Now that our df looks better, let's focus on the real question. Is there difference in the BMI of heroes from Marvel and from DC?

In [None]:
# Calculate the BMI of the heroes
super_df['BMI'] = super_df['Weight']/((super_df['Height']/100)**2)
# No questions, heroes have a lot of different bodies.
print(super_df.loc[super_df['BMI'].notna()].head())
# But now back to the real question
# We will evaluate this using the median. Other choices could be reasonable.
# Notice that the median automatically ignores NaNs
marvel_med = super_df.loc[super_df['Publisher'] == 'Marvel Comics', 'BMI'].median()
DC_med = super_df.loc[super_df['Publisher'] == 'DC Comics', 'BMI'].median()
print(f"This is the median for Marvel: {marvel_med}")
print(f"This is the median for DC: {DC_med}")
print(f"And this is their difference: {marvel_med - DC_med}")

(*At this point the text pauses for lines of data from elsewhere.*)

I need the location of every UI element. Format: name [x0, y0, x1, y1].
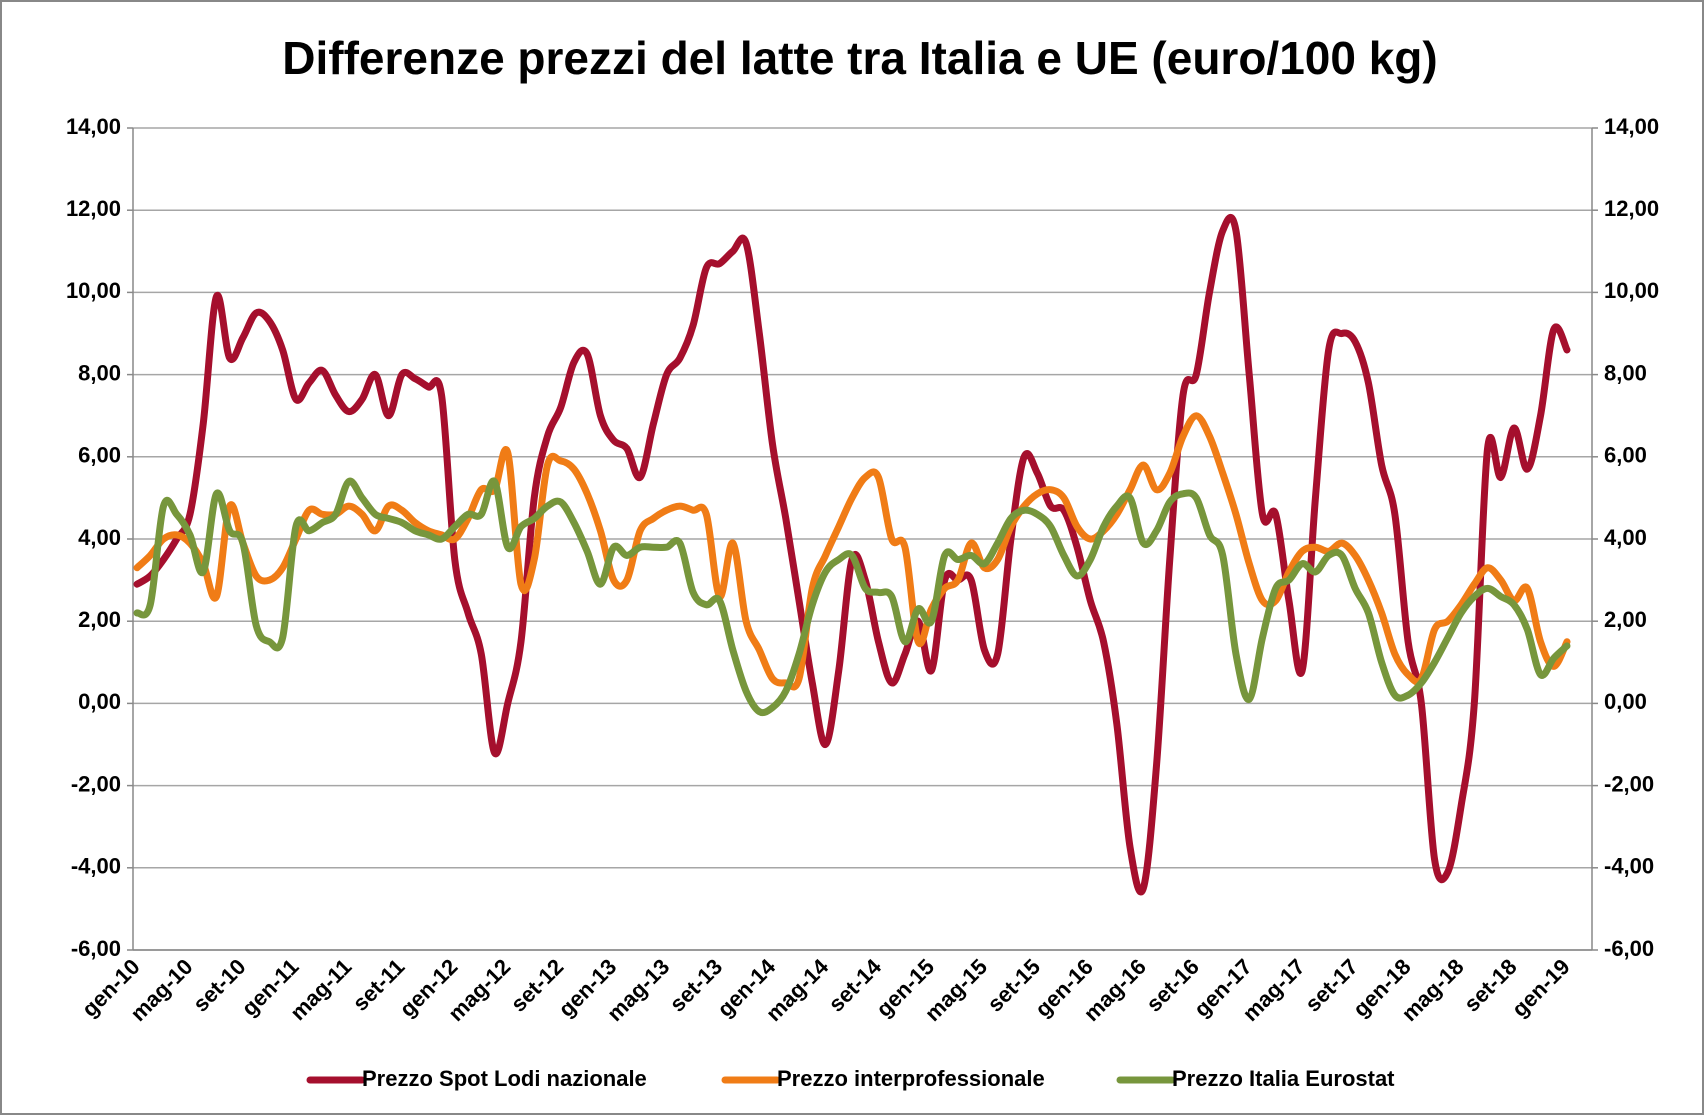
- y-tick-label: 10,00: [66, 278, 121, 303]
- y2-tick-label: -2,00: [1604, 771, 1654, 796]
- y2-tick-label: -4,00: [1604, 854, 1654, 879]
- y-tick-label: 14,00: [66, 114, 121, 139]
- series-line: [133, 477, 1571, 717]
- y-tick-label: 6,00: [78, 443, 121, 468]
- y2-tick-label: 6,00: [1604, 443, 1647, 468]
- legend-label: Prezzo interprofessionale: [777, 1066, 1045, 1091]
- y-tick-label: 4,00: [78, 525, 121, 550]
- y2-tick-label: 14,00: [1604, 114, 1659, 139]
- y2-tick-label: 2,00: [1604, 607, 1647, 632]
- y2-tick-label: 0,00: [1604, 689, 1647, 714]
- y2-tick-label: 4,00: [1604, 525, 1647, 550]
- chart-title: Differenze prezzi del latte tra Italia e…: [282, 32, 1437, 84]
- y-tick-label: 0,00: [78, 689, 121, 714]
- y2-tick-label: 12,00: [1604, 196, 1659, 221]
- y2-tick-label: 10,00: [1604, 278, 1659, 303]
- legend-label: Prezzo Spot Lodi nazionale: [362, 1066, 647, 1091]
- series-line: [133, 412, 1571, 691]
- y-tick-label: 8,00: [78, 360, 121, 385]
- y-tick-label: -4,00: [71, 854, 121, 879]
- y2-tick-label: 8,00: [1604, 360, 1647, 385]
- series-line: [133, 214, 1571, 896]
- y-tick-label: -6,00: [71, 936, 121, 961]
- y-tick-label: -2,00: [71, 771, 121, 796]
- y2-tick-label: -6,00: [1604, 936, 1654, 961]
- y-tick-label: 12,00: [66, 196, 121, 221]
- y-tick-label: 2,00: [78, 607, 121, 632]
- legend-label: Prezzo Italia Eurostat: [1172, 1066, 1395, 1091]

#### Now You, but for Real

This workshop introduced the foundation of Pandas: Series, DataFrames, Dtypes, vectorized operations and selection. There is a lot more ground to cover, but the foundations you learned here will *always* come up in your use of Pandas.  Real life coding is a body-to-body with documentation: very few coders can do without looking at online documentation frequently. This workshop has put you in a place where you can use Pandas documentation and make sense of what is going on (most of the time).

So, let's simulate real coding in this controlled environment. In the next exercise you will probably need to use methods and functions that were not introduced in this workshop. Use Google and the remarkably-complete official [Pandas documentation](https://pandas.pydata.org/pandas-docs/stable/reference/index.html). 

In [None]:
# These are sort of open-ended questions, meaning that I did not provide you a straightforward way to do them
# 1. Find out which heros have the maximum and minimum BMI overall

# Try use the method .groupby( ) for the following. But other solutions are available if you prefer.
# 2. Check the minimum BMI for all publishers.
# 3. Check the maximum BMI for all publishers.
# The range of a variable is the maximum value minus the minimum value.
# 4. Find out which publisher has the widest range. 

# 5. Check the mean BMI for all publishers excluding those that only have 1 hero.